NASA Jack Eddy Fellow devises method to model Sun’s magnetic field
Untangling the mysteries of the Sun and how solar activity influences space weather has long been the subject of scientific inquiry.
“The limitation that scientists face today,” says Robert Jarolim, “is that we observe the Sun’s magnetic field from the lowest layer, the photosphere or the surface of the Sun, but the dynamics that cause eruptions and flares happen in the upper solar atmosphere, the solar corona.”
Devising a way to learn more about the Sun’s magnetic field and the dynamic activity of the corona is the challenge that Jarolim has undertaken during his two-year, NASA Jack Eddy Fellowship at the NSF National Center for Atmospheric Research (NCAR) High Altitude Observatory (HAO). Established by NASA’s Living With a Star program and UCAR’s Cooperative Programs for the Advancement of Earth System Science (CPAESS), this prestigious post-doctoral fellowship is named after pioneering solar researcher John A. “Jack” Eddy. It is an opportunity for heliophysics researchers like Jarolim to study space weather and the connection between the Sun and Earth.
Lacking the direct observations necessary to study solar eruptions – how they build and explode – Jarolim created another way to model the Sun’s magnetic field. Leaning on his background in computer science and astrophysics, he looked to physics-informed neural networks (PINNs) as a way of blending physical properties or principles into a machine learning process.
“This is a new method that can integrate data and physical models into a data-driven simulation,” says Jarolim. Using existing datasets from the NASA Solar Observatory (SDO), a mission launched in 2010 to collect continuous measurements of the solar photosphere, Jarolim incorporated these data into his model.
The results, he says, “showed that with this method, we can achieve a new state-of-the-art in magnetic field modeling and for the first time, we can do it in real time. This is a big game changer because now we can apply this for permanent monitoring of the solar magnetic field.”
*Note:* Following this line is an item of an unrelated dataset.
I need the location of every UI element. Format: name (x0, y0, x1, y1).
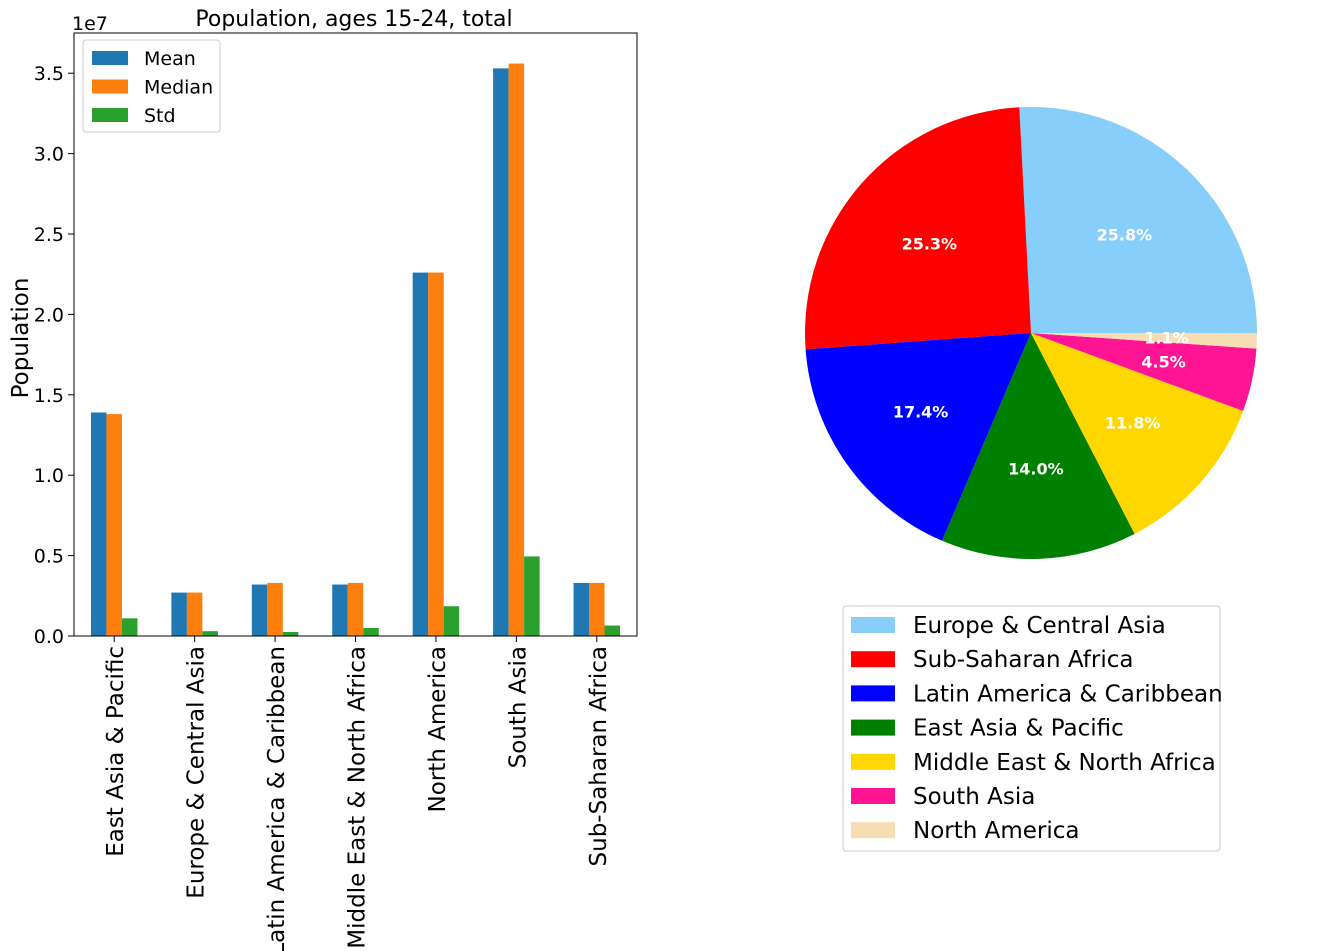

This type of routine monitoring will not only provide scientists a novel way to see activity on the Sun and learn more about its dynamics, but to potentially use that information to look to the future by creating forecasts of solar activity. Those forecasts may help scientists understand more about how solar storms impact space weather and Earth’s climate as well as their potential for triggering power outages and disruptions in communications systems.
“It’s a nice synergy,” says Jarolim. He and colleagues at HAO are excited about using his work as preparation for expanding the scope of modeling to include new observations from other instruments in order to create a more accurate picture of solar activity.
“We know that the magnetic field is central to understanding the Sun – how heating mechanisms operate in the solar atmosphere and how energy is transported and released in the upper atmosphere,” says Jarolim.
Jarolim is the recipient of the 2024 European Solar Physics Division Prize awarded for his outstanding thesis on studies of solar physics utilizing artificial intelligence (AI) and deep learning methods. He was awarded the 2023 International Astronomical Union’s Ph.D. Prize, also for his thesis. He completed his undergraduate and graduate studies at the University of Graz in Graz, Austria.